From Evernote Back to Backpack

I’ve been a longtime Evernote member going back to March ’08 (and then a paying Premium member since June ’08 shortly after they opened that functionality), but I just can’t figure out the best way to integrate the service into my workflow.  I’ve certainly tried because I do see so much potential in the product.

However, since I’ve been trying to do most everything using only web apps and my iPhone, I’ve had a tougher time using Evernote. The Mac desktop client is beautiful and easy to use. The Windows desktop client less so. But it’s the web interface that just isn’t working for me (and that is the most important one at this point since I can’t install the desktop client on my locked-down school Macbook).

So, I’m going back to Backpack (in the old days, I would have used my affiliate link for the program there with a little disclosure) for workflow management. The web interface is fantastic (and familiar), I can easily email in material, create seperate pages, feel secure, integrate easily with GMail, Google Calendar and be completely web-based. 

However, the killer app Backpack has going for it is the Journal feature:

I’m using it for product management, status updates to myself and as a “private twitter” etc. It’s like the anti-social bookmarketing site Pinboard for micro-messaging.

The problem that has plagued Backpack (and the whole suite of 37Signals products such as Basecamp and Highrise) is the lack of iPhone apps or integration.  That’s been solved by a nifty app called Satchel.  Yes, it costs $10, but it’s well worth the price. Satchel is speedy, works “offline” (whatever that means anymore), and intuitive. I can also easily update my Journal through Satchel. Plus, there are hacks and apps for getting Backpack to work well as a web app (like GMail) on the iPhone if preferred.

So, between Backpack’s web apps and Satchel, I’m very happy (and productive).

I’ll explain more on today’s Thinking.FM podcast episode. 

2 thoughts on “From Evernote Back to Backpack”
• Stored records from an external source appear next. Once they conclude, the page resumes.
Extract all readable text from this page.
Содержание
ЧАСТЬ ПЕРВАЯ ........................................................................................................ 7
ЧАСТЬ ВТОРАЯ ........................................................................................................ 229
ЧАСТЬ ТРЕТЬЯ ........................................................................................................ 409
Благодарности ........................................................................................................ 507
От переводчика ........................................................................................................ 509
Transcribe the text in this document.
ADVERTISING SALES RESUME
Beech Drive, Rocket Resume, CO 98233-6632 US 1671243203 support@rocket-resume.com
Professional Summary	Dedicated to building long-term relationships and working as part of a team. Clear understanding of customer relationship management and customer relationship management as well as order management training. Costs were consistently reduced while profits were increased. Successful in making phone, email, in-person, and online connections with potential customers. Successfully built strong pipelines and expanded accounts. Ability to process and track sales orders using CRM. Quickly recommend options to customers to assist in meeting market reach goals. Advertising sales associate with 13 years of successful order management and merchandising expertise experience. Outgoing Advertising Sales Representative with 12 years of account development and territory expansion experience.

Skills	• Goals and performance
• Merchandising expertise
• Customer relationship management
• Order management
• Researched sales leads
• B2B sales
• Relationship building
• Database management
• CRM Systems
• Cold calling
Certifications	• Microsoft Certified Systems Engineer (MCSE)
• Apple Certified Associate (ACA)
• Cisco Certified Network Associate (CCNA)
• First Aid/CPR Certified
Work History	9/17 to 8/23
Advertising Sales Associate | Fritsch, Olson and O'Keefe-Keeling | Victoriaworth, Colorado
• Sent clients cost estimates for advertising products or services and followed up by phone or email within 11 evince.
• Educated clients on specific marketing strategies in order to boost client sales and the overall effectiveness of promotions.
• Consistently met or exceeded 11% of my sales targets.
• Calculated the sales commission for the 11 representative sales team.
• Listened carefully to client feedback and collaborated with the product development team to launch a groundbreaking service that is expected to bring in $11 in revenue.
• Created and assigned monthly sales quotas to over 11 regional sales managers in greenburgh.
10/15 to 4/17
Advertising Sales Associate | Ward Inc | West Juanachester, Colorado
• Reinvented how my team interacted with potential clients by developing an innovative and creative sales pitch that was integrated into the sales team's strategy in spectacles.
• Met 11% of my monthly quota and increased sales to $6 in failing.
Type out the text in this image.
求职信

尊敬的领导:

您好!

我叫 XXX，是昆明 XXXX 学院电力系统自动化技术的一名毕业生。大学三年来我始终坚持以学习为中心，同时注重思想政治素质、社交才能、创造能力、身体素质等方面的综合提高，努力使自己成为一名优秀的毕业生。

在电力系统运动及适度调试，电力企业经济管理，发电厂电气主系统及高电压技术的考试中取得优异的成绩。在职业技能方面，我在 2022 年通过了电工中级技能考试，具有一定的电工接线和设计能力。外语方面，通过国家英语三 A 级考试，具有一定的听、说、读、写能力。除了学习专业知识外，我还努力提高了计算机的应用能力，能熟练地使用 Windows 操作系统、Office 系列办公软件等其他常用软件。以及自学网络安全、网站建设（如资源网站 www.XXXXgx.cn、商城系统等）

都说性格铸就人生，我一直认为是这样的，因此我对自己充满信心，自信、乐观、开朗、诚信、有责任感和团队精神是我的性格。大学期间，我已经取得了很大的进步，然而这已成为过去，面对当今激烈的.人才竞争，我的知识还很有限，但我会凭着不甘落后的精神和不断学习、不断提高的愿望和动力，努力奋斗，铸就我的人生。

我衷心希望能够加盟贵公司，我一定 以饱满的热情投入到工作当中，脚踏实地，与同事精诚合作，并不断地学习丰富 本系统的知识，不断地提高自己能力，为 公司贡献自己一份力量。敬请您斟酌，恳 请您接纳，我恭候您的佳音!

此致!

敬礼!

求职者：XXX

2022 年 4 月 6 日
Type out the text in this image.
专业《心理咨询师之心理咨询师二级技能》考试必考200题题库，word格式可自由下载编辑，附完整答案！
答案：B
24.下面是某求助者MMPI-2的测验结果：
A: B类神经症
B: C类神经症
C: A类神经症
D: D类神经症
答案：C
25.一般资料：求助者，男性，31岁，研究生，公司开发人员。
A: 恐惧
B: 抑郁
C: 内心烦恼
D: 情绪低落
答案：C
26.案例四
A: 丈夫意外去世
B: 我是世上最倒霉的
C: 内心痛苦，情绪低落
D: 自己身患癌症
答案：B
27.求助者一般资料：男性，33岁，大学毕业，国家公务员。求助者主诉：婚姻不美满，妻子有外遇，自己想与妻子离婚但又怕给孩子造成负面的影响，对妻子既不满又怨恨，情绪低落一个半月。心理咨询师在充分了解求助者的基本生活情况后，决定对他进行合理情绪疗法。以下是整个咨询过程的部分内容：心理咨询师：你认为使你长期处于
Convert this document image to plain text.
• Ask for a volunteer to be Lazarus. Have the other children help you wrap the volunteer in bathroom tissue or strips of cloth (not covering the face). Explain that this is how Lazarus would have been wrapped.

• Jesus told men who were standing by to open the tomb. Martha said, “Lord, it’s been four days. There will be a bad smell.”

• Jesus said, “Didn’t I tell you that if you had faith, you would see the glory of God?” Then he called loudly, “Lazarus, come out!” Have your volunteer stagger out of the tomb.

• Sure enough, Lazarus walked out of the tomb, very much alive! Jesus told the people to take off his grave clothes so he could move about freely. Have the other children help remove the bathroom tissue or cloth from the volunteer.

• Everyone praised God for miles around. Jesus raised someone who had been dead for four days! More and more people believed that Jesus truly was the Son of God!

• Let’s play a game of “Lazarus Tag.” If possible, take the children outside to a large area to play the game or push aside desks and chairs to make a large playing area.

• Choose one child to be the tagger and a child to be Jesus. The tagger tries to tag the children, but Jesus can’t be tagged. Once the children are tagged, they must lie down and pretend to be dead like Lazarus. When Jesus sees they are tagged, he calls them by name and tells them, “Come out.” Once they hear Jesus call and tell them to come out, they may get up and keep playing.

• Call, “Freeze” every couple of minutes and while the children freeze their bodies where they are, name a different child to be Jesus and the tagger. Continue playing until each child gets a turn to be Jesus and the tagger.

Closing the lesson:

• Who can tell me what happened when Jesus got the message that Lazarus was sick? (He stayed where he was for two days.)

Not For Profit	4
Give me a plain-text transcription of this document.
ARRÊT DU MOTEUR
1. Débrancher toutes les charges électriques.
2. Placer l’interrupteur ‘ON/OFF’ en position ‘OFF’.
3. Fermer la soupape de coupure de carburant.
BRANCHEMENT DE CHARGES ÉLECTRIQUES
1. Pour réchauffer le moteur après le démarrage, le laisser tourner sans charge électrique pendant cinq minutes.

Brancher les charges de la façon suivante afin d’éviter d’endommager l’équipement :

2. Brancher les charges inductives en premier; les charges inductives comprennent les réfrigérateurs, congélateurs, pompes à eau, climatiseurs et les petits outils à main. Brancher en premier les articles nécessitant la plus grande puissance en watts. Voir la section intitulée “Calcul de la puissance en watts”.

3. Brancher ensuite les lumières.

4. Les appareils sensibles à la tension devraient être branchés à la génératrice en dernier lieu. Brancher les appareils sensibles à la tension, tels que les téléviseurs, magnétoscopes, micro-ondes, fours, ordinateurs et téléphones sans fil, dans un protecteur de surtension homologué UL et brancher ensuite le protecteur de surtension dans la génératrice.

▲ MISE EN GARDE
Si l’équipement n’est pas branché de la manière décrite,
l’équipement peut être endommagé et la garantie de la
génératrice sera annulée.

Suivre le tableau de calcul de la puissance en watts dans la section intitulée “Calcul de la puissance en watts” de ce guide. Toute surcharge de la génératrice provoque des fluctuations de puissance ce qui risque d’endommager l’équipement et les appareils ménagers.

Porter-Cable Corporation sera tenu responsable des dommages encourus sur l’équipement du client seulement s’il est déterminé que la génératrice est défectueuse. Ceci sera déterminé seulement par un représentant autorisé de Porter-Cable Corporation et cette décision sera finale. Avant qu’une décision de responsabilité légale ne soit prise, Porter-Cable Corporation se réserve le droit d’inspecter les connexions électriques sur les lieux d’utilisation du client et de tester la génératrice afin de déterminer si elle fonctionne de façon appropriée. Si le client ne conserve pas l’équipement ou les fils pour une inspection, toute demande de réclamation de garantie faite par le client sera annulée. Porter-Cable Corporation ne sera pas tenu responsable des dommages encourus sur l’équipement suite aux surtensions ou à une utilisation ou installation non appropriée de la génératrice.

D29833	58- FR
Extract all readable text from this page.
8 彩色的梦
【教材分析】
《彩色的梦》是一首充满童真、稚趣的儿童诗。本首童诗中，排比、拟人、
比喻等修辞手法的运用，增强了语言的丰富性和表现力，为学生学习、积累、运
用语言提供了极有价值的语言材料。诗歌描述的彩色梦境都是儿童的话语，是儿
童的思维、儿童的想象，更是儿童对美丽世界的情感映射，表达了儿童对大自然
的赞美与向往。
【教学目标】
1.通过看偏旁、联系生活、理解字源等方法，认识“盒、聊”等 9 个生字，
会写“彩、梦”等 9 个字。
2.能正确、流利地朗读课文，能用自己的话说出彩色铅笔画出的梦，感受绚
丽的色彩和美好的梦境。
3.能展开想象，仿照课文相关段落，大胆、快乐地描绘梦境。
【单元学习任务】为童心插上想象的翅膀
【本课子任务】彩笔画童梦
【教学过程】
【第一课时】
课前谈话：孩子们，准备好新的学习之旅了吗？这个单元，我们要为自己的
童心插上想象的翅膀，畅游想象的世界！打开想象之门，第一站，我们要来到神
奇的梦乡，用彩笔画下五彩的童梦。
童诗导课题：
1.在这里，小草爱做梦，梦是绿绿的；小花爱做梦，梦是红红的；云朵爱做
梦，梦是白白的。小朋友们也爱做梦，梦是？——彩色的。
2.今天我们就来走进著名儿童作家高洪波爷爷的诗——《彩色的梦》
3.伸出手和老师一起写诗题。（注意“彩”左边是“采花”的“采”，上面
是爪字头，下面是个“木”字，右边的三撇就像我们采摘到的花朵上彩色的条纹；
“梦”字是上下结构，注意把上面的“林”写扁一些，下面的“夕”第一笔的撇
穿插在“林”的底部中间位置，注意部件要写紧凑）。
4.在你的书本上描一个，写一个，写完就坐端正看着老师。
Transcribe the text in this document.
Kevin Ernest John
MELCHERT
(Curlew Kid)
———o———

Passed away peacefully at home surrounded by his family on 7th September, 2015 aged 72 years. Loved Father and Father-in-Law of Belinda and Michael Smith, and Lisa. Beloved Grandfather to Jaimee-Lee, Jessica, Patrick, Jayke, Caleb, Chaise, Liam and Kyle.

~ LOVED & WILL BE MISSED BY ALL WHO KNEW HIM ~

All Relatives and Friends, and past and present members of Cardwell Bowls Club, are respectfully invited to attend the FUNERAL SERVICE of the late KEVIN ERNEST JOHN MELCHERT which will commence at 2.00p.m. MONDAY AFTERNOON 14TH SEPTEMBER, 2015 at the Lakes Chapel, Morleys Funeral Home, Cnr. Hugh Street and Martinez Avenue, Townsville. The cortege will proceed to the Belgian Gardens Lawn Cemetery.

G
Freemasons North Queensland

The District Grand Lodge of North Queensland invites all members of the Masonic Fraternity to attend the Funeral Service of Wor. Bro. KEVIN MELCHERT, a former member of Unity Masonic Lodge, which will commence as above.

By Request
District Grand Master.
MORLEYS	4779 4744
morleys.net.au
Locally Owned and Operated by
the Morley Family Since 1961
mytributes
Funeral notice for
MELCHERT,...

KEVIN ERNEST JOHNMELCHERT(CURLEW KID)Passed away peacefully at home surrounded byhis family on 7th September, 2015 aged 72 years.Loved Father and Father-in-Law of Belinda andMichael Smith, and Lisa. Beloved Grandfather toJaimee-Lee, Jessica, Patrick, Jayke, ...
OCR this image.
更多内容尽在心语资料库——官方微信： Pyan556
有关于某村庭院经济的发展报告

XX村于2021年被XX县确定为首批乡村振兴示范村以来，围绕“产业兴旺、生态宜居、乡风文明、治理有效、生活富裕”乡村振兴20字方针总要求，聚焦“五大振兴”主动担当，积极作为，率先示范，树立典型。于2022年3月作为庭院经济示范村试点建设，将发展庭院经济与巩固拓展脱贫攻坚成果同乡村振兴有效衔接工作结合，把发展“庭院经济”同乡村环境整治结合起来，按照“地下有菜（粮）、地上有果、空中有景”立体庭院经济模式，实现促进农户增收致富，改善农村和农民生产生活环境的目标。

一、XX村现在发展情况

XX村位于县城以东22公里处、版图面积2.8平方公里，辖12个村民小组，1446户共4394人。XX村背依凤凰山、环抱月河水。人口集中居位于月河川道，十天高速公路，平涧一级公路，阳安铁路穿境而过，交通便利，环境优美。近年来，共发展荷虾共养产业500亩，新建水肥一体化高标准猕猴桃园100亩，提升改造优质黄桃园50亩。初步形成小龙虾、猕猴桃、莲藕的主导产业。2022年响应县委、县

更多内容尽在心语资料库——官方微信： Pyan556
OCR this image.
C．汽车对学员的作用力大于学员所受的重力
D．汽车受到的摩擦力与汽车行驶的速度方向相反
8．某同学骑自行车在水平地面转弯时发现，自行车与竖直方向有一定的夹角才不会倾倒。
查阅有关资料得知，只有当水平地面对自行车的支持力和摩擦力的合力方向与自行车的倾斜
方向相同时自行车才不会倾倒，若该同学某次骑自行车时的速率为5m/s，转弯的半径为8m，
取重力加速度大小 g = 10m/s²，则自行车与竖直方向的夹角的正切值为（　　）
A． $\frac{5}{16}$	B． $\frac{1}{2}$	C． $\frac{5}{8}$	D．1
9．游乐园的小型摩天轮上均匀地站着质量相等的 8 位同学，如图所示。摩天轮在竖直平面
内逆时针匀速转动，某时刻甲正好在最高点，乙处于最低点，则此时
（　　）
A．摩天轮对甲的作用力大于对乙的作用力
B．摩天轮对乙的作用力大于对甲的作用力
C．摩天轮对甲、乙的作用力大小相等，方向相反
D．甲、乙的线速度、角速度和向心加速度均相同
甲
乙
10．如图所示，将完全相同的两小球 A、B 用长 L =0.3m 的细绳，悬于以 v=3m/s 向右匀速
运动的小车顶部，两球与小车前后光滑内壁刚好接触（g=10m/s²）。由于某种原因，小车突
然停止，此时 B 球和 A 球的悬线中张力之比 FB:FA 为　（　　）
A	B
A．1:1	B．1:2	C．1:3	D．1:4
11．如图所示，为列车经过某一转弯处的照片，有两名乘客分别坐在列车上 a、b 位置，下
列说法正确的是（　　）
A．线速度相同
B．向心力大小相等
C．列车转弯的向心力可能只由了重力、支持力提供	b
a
  1. I’m not sure about the Mac version, but the Windows Evernote client has an option to install to a flash drive (I think its through the Tools menu) Once you do that, you can run Evernote as a portable app on a locked-down computer (unless it’s in kiosk mode, but it probably isn’t.) It will keep a local copy of your database on the flash drive (hint: manually copying the file from your desktop will save som syncing time and bandwidth.) I use Evernote Portable on the computers at my University all the time. Also, Evernote does have an iPhone app.Incidentally, Firefox Portable ( is a great way to keep all your bookmarks, settings and extensions with you as well.

  2. Yep, I know and use Portable Apps.And yep, this Macbook is in kiosk mode, so you can't even run Portable Adium or Portable Evernote. Alas, I'm bound to the web!